Prince
Air Canada Centre in Toronto on Friday
Let’s go crazy. Let’s party like it’s 1999. Let’s spend three hours with Prince, and afterward try to think of anyone else who could give a concert spanning three decades of hits and nearly 30 albums without ever getting lost on memory lane.
After a few days of technical rehearsals at Hamilton’s Copps Colliseum, Prince’s oddly-named Welcome 2 Canada tour – welcome 2 U 2, Prince! – set up at Air Canada Centre for two nights of recombinant funk-flavoured music by the 53-year-old star and his New Power Generation band. From the start, it was clear that Prince would have nothing to do with anything so banal as a living jukebox recreation of a song as recorded.
No, if there was a governing form to this show, it was that of the medley – a slack vehicle for some, but not for Prince. His sprawling 30-minute song-suites pulled familiar tunes into startling new shapes and contexts.

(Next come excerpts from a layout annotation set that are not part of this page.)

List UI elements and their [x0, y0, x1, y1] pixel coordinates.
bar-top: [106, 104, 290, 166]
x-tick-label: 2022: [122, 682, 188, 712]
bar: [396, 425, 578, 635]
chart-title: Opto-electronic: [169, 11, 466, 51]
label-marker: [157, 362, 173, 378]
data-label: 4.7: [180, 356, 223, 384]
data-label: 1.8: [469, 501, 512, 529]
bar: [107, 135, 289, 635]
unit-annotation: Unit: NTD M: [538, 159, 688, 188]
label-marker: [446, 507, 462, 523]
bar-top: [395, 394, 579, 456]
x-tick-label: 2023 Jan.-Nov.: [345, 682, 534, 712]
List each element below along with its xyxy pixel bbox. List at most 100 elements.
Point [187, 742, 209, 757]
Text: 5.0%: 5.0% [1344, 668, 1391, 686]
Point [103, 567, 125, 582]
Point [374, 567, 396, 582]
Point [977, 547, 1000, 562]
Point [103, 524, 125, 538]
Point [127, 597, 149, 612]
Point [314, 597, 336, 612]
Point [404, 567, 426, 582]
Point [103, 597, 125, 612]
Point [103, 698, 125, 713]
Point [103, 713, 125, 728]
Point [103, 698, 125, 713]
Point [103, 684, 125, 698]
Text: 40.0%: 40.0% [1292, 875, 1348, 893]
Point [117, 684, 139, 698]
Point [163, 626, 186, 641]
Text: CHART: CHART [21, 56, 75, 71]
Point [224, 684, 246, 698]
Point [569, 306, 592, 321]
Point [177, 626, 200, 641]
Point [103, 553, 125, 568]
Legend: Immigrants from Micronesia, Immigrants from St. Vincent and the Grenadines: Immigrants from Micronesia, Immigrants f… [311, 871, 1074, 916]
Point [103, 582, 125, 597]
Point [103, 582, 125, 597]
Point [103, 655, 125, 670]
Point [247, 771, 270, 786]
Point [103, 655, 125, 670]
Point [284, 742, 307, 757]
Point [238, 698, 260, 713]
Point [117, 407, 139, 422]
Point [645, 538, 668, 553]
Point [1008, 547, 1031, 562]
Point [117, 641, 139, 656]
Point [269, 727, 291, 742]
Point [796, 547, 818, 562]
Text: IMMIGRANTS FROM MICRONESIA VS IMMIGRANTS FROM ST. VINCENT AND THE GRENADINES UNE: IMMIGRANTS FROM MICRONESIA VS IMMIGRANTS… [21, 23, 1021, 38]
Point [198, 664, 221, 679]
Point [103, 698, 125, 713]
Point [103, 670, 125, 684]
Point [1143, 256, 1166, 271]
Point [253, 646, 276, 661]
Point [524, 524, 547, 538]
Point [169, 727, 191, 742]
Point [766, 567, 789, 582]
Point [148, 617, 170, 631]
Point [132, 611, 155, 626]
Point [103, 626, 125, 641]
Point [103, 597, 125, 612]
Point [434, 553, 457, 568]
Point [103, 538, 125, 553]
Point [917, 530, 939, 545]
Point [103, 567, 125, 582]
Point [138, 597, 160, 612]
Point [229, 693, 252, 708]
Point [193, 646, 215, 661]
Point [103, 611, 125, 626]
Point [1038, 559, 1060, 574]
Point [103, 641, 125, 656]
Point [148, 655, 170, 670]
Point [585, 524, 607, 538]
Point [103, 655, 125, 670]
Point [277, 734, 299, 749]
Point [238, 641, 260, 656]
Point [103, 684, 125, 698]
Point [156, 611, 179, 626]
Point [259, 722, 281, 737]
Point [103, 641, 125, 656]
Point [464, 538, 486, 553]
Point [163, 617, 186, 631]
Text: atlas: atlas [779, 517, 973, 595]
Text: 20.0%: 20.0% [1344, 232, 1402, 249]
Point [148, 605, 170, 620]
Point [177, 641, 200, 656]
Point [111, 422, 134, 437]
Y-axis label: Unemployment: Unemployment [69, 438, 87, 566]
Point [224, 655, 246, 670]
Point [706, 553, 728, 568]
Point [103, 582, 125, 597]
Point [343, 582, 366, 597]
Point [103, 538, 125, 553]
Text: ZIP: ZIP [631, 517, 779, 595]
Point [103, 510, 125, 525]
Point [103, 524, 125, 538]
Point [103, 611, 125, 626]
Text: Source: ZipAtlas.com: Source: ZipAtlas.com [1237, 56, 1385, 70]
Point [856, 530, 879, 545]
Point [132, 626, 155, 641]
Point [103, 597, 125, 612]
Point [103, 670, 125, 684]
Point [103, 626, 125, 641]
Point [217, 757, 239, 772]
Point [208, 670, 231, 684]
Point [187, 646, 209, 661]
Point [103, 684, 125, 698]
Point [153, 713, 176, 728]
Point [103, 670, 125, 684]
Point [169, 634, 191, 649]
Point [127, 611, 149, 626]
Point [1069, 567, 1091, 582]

Musicology, the base for one early long jam, actually seemed to change its state, from a linear song to an all-absorbing rhythmic environment. It was like hearing the hypertext version, with some links clicked on and others merely noted, maybe for future exploration. There was so much in there, I began to think that Prince could probably sustain a concert with just one song, laid out as an armature into which all manner of jams, interpolations and harmonic puns could be placed.
The stage, set in the middle of the stadium, took the shape of the unpronounceable love symbol Prince used for a while as a name. The fluid curves and central axis of this device, realized as so much runway footage, gave Prince and his three backup singers plenty of room to address the crowd from all angles.
He sang in his raspy midrange and piping falsetto, danced with liquid ease, and played ornate moody guitar solos as though thinking aloud through the instrument. He played the audience too, catching us up with countless false endings, before driving on with yet another twist on the song at hand. He read the response to everything he did, like a despot who was also a pure democrat, in total control at all times yet eager to claim every last vote in the room.
His band, a super-tight ensemble whose jazz chops flashed by in a bebop break near the top, included saxophonist Maceo Parker, who seemed to function partly as a living link with James Brown. Whenever Parker stepped up for a solo, it seemed as if Prince were deferring to the wisdom of the elders, and acknowledging the source of the funk ethos that defined much of the show.
The set included a slew of old favourites made new, including Cream, When Doves Cry, Kiss, Take Me With U and Raspberry Beret, performed as a watercolour animation streaked across the overhead screens. The covers were all cleverly curated, especially Yesterday, sung by one of Prince’s singers as a mind-blowing preface to a recontextualized Nothing Compares 2 U.
Prince went into encore mode after Purple Rain, though at that point, two hours on, he had yet to touch the piano-shaped keyboard console parked at one side of the stage. We had to make him do that, call him back with applause, give him new life like Tinkerbell. Seduction is always a big element in any Prince performance, and it always goes both ways.
Prince plays 18 more shows in nine cities across Canada through Dec. 17, starting at Halifax’s Metro Centre on Nov. 30.